California Gov. Gavin Newsom recently expanded a drought emergency across most of the state from 41 of California’s 58 counties.

“As a Central Basin customer, we are incredibly pleased the District is working with all its customers to ensure its service areas have a reliable and diverse source of high-quality water at affordable rates, particularly at a time when local governments have been impacted by the pandemic,” said John Oskoui, Assistant City Manager, City of Downey.

“The Board’s actions reflect a new direction for Central Basin which has started to form collaborative partnerships with its customers and take the necessary steps to ensure the District’s long-term fiscal stability.”

Central Basin’s drop in water fees comes at a time when other districts are proposing or increasing water rates.

The Santa Clara Valley Water District is increasing water rates by 9.1 percent for FY 2022 to help pay for emergency water needed this year to meet demand and keep groundwater at normal levels, other water conversation programs, and expanded recycled water use.

The District then plans to raise its rates by up to 9.6 percent each year for the next eight years, followed by an 8.7 percent jump the following two years.
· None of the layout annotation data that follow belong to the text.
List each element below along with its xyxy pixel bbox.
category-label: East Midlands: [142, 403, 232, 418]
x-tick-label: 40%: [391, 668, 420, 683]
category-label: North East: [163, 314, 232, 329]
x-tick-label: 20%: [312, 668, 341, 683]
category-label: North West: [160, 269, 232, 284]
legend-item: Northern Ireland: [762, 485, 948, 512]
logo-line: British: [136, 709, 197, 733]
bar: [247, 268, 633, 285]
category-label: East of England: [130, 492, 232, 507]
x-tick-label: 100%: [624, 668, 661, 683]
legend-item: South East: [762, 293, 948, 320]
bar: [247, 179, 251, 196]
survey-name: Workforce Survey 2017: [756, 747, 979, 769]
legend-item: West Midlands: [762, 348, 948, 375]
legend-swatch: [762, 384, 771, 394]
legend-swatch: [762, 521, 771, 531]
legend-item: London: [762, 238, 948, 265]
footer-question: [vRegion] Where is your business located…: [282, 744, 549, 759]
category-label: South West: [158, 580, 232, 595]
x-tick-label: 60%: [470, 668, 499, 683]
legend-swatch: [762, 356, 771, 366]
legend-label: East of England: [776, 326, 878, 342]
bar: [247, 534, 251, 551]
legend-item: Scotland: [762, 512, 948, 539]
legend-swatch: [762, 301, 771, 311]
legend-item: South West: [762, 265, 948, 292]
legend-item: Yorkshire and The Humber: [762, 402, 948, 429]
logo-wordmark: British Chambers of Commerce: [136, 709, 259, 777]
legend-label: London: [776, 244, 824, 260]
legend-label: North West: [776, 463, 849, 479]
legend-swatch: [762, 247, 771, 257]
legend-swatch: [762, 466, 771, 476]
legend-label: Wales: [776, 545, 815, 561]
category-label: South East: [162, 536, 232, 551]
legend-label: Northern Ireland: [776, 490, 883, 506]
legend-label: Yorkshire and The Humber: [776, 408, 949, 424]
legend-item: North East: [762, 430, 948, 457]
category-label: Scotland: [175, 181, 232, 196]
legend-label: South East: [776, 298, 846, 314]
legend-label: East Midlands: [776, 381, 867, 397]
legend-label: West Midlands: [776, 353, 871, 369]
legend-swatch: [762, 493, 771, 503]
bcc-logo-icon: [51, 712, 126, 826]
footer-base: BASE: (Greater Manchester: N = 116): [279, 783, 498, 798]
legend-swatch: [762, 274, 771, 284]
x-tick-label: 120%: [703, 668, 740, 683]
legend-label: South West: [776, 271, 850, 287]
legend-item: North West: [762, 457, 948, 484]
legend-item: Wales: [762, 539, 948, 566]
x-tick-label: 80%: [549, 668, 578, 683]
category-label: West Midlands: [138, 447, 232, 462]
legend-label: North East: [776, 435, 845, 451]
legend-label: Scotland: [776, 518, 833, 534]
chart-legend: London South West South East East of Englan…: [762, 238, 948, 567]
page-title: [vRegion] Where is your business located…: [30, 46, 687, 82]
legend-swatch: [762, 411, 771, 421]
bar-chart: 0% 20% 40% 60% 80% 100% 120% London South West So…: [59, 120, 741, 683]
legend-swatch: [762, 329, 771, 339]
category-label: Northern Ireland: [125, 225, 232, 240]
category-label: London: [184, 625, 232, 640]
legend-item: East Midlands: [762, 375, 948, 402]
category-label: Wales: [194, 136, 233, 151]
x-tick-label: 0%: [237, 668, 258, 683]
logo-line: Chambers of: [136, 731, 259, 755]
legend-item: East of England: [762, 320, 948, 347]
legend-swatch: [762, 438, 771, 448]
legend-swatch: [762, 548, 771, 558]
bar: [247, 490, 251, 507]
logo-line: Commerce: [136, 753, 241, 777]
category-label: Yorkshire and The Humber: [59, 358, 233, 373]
The East Bay Municipal Water District has proposed an increase for water and wastewater rates of 4 percent each in the first year and an additional 4 percent for each in the second year while the Ventura City Council recently gave initial approval to increase water rates by 7 percent and wastewater rates by 6 percent each year for the next five years.

Additionally, the Contra Costa Water District (CCWD) raised their 2121 rates by 3.75 percent while Western Municipal Water District in Riverside plans to raise rates by 2.1 to 3.5 percent.

“It’s important to remember that one of the principal reasons Central Basin is able to lower water rates is that we have taken prudent measures to regain fiscal control of our budget,” said Alex Rojas, General Manager, Central Basin Municipal Water District. “Our goals for the District are to lower the cost of imported water, ensure our long-term fiscal stability, improve customer service, diversify our revenue streams, and grow our recycled water services.”

At the same meeting, the board adopted a budget and district reorganization that will realize nearly $1.2 million in annual operating savings starting with the 2021 budget year.

That is after CB earned $2.5 million in NOM this year.

The District’s monthly average operating cash and unrestricted reserves are at levels not seen since 2016, and reserves have jumped nearly 40 percent due to the  District making contributions to its unrestricted budget reserves further stabilizing its long-term financial outlook.